Overview Courtesy of Stephan Link, Rice University, US
Technologically important applications include surface plasmon resonance sensing and plasmonic waveguiding. This presentation provides a brief overview of this fast growing and exciting research field.
Our group has recently investigated the near-field coupling of 40 nm gold nanoparticles that were self-assembled into rings with diameters of 5 – 10 μm. Polarization dependent scattering spectra recorded for local ring segments along the entire circumference showed multiple redshifted plasmon resonances with oscillations orientated parallel to the quasi 1-D assembly. In the absence of a dependence on the ring diameter, we assigned these new resonances to localized multipolar longitudinal plasmon modes in analogy to the plasmon resonances observed for nanorods and nanowires. Considering that the individual gold nanoparticles are too small to support multipolar plasmon oscillations - higher order modes are only excited when the particle size becomes comparable to the wavelength of the light - the observed resonances are therefore a clear indication of collective long range plasmons in a quasi 1-D nanoparticle assembly. In fact, the comparison to continuous nanowires yielded an estimate of 0.5 – 1 μm for the effective length over which the plasmon oscillation is delocalized.

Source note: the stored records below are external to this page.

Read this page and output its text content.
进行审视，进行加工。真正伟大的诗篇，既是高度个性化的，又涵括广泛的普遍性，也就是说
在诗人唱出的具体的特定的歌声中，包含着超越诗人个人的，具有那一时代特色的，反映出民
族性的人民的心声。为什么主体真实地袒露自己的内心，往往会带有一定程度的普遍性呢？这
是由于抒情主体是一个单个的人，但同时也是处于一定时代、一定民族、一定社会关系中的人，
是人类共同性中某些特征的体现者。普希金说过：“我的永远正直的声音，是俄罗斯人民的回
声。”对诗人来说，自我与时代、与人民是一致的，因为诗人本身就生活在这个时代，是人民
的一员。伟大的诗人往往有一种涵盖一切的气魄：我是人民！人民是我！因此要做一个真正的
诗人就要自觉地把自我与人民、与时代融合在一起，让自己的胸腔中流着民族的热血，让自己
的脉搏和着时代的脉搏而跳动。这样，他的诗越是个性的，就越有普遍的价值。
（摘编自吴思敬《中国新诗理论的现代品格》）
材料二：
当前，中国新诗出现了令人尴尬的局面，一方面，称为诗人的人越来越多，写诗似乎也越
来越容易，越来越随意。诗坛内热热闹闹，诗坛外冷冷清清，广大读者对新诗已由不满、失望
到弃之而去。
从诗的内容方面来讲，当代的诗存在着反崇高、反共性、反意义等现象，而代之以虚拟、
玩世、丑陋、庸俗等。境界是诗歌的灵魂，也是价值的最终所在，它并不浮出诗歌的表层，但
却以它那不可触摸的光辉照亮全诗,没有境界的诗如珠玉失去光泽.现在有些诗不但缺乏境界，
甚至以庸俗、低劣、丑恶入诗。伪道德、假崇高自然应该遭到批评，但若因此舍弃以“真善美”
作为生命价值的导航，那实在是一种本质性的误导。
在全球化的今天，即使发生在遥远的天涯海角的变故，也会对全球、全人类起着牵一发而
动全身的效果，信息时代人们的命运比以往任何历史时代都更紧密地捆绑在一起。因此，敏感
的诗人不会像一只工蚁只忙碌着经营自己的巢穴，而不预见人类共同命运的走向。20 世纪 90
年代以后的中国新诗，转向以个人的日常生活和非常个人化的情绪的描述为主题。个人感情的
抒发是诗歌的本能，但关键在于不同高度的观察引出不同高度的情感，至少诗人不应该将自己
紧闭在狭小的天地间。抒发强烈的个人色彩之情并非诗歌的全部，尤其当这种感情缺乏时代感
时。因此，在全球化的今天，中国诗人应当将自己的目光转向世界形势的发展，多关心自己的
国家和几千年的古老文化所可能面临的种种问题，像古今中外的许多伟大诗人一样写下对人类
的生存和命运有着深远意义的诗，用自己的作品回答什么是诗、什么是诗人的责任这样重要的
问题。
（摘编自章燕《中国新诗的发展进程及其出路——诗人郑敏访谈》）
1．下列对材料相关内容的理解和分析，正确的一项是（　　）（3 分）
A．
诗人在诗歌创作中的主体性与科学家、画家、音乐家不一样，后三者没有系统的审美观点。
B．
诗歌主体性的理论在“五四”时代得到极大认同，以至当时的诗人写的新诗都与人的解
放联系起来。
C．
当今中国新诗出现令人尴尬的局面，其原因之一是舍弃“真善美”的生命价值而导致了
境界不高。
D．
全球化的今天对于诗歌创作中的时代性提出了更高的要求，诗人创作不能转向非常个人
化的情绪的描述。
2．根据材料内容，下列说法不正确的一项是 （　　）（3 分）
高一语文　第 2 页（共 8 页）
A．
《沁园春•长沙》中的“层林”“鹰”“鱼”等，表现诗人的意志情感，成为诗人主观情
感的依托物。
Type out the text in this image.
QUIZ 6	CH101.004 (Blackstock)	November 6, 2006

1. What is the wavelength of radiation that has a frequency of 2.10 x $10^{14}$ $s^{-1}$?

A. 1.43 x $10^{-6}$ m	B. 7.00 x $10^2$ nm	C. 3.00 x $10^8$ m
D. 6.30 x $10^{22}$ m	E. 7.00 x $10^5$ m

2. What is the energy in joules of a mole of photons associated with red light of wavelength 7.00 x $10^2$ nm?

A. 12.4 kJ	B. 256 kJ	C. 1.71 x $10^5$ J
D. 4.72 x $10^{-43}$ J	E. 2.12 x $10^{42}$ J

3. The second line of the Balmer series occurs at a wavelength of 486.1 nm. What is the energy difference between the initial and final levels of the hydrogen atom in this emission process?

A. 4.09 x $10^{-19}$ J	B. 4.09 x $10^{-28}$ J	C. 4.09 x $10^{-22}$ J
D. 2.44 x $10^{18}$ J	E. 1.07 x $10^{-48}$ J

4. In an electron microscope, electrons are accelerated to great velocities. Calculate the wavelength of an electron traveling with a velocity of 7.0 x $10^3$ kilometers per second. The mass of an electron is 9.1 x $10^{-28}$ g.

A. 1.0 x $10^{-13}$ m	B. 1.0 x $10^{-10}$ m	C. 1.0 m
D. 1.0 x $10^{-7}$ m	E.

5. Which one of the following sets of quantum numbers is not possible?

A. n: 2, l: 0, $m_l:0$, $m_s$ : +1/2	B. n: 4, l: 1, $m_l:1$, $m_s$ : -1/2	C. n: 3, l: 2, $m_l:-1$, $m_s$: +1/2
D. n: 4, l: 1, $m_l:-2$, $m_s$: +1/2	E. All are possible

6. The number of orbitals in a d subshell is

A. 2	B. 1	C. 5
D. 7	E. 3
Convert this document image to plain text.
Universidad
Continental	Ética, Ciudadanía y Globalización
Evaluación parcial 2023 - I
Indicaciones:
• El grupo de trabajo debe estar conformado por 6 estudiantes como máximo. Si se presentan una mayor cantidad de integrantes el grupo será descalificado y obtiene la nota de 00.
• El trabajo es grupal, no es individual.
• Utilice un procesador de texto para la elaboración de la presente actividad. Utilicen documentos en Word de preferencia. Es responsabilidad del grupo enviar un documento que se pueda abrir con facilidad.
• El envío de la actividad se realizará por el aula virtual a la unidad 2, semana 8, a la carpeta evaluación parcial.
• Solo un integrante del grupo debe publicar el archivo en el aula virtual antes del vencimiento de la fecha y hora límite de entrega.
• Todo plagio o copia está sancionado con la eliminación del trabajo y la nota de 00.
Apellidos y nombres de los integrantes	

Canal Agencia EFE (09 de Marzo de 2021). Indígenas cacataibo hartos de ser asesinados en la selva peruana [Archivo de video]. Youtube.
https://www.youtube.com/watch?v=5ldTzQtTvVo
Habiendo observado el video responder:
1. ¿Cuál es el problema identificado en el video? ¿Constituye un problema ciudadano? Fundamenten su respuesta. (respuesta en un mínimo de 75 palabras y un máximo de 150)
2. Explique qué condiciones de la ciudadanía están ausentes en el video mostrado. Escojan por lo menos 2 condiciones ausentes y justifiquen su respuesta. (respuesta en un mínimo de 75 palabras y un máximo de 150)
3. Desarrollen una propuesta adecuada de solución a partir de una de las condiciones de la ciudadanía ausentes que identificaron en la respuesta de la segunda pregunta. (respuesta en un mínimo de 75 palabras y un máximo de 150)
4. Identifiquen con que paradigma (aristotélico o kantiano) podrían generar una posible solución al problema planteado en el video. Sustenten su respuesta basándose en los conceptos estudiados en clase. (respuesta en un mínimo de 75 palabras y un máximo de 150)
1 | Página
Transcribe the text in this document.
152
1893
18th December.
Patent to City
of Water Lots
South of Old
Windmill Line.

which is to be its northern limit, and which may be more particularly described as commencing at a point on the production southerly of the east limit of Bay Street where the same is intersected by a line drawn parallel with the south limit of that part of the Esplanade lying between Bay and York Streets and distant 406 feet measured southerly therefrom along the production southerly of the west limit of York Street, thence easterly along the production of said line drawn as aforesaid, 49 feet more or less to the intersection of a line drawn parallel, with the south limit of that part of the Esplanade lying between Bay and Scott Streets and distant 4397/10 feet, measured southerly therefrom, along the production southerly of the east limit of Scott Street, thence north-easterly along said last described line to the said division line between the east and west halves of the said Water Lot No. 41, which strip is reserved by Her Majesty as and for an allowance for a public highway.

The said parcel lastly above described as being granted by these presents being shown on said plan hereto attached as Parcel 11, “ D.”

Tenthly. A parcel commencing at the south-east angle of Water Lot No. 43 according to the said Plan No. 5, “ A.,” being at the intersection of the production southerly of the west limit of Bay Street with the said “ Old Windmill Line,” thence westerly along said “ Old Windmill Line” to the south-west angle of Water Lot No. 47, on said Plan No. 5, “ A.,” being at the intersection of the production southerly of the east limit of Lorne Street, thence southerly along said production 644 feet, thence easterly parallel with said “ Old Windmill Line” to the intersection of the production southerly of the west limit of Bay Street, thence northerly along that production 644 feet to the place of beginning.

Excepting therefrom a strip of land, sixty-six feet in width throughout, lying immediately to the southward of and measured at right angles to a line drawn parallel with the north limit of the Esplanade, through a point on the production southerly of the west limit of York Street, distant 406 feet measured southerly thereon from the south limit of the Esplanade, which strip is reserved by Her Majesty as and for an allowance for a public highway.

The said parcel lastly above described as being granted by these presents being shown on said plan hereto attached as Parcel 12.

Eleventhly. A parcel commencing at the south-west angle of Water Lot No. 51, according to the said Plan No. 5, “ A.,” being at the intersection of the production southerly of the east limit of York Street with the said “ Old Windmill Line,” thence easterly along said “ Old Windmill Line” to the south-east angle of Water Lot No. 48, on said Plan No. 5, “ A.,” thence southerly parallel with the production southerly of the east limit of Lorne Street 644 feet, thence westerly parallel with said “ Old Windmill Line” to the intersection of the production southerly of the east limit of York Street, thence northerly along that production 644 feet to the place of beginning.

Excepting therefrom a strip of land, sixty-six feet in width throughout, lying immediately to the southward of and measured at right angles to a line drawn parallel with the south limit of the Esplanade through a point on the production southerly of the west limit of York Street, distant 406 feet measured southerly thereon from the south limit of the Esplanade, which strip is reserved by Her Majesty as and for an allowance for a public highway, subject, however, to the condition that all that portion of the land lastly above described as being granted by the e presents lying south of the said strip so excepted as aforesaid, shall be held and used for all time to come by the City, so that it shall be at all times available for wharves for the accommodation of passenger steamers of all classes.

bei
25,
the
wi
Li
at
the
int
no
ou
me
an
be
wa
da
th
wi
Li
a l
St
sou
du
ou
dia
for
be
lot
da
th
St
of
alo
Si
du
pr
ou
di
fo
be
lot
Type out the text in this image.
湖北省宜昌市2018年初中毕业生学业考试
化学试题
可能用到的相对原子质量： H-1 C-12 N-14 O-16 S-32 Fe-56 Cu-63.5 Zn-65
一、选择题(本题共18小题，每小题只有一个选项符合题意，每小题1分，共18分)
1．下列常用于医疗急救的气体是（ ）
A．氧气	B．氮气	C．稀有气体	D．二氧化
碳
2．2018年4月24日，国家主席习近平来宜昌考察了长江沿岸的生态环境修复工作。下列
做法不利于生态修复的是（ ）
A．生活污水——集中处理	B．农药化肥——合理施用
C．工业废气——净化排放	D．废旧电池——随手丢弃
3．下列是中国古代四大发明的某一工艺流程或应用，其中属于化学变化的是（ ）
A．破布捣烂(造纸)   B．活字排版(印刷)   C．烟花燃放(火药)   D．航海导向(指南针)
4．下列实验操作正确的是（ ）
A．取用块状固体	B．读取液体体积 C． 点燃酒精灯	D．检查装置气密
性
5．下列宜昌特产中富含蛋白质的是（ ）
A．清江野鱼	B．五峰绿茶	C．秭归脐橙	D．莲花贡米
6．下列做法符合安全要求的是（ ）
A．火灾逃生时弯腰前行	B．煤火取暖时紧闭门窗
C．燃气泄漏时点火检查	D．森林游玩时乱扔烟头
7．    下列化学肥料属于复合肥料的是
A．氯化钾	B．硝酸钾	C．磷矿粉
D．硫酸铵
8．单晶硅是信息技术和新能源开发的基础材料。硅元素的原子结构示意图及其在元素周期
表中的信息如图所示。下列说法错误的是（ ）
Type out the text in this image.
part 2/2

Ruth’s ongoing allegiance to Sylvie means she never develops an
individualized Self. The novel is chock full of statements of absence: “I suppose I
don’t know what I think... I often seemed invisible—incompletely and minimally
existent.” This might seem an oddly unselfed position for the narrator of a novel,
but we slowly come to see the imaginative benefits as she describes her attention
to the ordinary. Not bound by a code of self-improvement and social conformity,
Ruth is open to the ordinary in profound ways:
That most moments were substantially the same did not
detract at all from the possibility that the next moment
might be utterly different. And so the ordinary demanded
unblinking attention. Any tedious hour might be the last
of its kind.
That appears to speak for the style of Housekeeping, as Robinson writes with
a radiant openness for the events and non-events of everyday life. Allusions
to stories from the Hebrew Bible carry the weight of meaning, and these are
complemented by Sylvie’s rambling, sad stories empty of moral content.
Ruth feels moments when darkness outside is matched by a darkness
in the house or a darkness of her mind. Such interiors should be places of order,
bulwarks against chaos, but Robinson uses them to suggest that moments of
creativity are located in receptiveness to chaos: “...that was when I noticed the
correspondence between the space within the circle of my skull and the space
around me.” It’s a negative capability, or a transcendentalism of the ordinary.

The comparison between the plasmon resonances of the self-assembled ring and multipolar plasmon excitations of nanowires is furthermore interesting because it suggests that the same structures should also support propagating plasmon modes. We are currently investigating plasmon propagation in gold nanowires using fluorescence to visualize the optical near-field after excitation of a propagating plasmon at the nanowire end. Other current research in our lab focused on plasmonics involves investigating plasmon absorption in single nanoparticles and assemblies using polarization dependent photothermal imaging.
W.-S. Chang, L. S. Slaughter, B. P. Khanal, P. Manna, E. R. Zubarev, S. Link, One-Dimensional Coupling of Gold Nanoparticle Plasmons in Self-Assembled Ring Superstructures. Nano Lett. 9, 1152 (2009).